Lipodystrophic syndromes: From diagnosis to treatment.

Lipodystrophic syndromes are acquired or genetic rare diseases, characterised by a generalised or partial lack of adipose tissue leading to metabolic alterations linked to strong insulin resistance. They encompass a variety of clinical entities due to primary defects in adipose differentiation, in the structure and/or regulation of the adipocyte lipid droplet, or due to immune-inflammatory aggressions, chromatin deregulations and/or mitochondrial dysfunctions affecting adipose tissue. Diagnosis is based on clinical examination, pathological context and comorbidities, and on results of metabolic investigations and genetic analyses, which together determine management and genetic counselling.
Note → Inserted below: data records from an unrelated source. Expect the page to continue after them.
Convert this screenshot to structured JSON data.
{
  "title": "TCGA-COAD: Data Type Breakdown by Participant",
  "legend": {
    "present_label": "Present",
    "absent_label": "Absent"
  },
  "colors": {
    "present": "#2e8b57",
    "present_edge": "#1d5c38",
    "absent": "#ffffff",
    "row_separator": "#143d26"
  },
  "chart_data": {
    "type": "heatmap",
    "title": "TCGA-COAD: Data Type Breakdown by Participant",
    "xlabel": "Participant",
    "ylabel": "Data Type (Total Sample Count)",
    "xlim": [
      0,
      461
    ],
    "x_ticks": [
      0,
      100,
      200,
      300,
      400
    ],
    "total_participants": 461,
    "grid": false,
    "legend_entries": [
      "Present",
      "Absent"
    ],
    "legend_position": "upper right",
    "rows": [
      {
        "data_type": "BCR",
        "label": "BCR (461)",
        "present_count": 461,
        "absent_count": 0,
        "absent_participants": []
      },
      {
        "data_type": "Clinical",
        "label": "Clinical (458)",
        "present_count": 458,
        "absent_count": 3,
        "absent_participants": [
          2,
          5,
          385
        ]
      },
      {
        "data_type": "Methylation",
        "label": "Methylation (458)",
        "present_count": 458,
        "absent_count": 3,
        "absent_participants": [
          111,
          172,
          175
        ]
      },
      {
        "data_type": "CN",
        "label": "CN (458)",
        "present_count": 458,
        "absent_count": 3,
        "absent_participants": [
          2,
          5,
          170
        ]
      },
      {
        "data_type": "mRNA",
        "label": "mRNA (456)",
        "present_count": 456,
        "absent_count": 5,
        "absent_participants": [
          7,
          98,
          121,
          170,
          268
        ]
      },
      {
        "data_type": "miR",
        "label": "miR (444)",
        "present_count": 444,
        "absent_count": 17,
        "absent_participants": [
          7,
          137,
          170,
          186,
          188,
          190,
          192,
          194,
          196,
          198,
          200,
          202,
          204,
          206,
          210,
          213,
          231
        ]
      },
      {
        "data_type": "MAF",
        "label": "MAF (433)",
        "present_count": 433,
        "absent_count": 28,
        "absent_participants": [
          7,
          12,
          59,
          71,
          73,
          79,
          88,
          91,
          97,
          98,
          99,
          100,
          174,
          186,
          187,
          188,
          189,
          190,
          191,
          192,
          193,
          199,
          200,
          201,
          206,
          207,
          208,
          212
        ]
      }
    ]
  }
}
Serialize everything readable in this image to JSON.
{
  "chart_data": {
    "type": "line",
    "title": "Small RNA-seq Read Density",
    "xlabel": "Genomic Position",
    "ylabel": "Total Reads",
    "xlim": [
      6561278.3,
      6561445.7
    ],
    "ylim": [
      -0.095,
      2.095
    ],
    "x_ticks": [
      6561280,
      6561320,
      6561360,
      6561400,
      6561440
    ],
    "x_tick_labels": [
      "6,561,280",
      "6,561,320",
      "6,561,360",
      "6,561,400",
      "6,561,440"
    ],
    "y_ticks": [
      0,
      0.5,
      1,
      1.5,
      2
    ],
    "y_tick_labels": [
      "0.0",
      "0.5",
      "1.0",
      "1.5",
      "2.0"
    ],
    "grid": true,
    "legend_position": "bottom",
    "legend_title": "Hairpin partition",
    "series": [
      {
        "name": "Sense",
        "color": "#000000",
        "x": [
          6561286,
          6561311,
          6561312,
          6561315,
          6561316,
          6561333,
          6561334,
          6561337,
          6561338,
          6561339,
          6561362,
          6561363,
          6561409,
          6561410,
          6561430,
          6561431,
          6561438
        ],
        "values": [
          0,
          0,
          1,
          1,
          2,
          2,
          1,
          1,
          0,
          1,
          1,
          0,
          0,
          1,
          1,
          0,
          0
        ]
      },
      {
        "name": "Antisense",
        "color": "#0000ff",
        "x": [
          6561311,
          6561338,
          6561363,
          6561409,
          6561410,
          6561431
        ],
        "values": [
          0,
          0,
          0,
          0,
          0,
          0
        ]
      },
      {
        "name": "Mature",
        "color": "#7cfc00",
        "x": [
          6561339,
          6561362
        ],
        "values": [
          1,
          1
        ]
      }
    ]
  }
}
Early lifestyle and dietary measures focusing on regular physical activity and avoiding excess energy intake are crucial. They are accompanied by multidisciplinary follow-up adapted to each clinical form. In case of hyperglycemia, antidiabetic medications, with metformin as a first-line therapy in adults, are used in addition to lifestyle and dietary modifications. When standard treatments have failed to control metabolic disorders, the orphan drug metreleptin, an analog of leptin, can be effective in certain forms of lipodystrophy syndrome. Metreleptin therapy indications, prescription and monitoring were recently defined in France, representing a major improvement in patient care.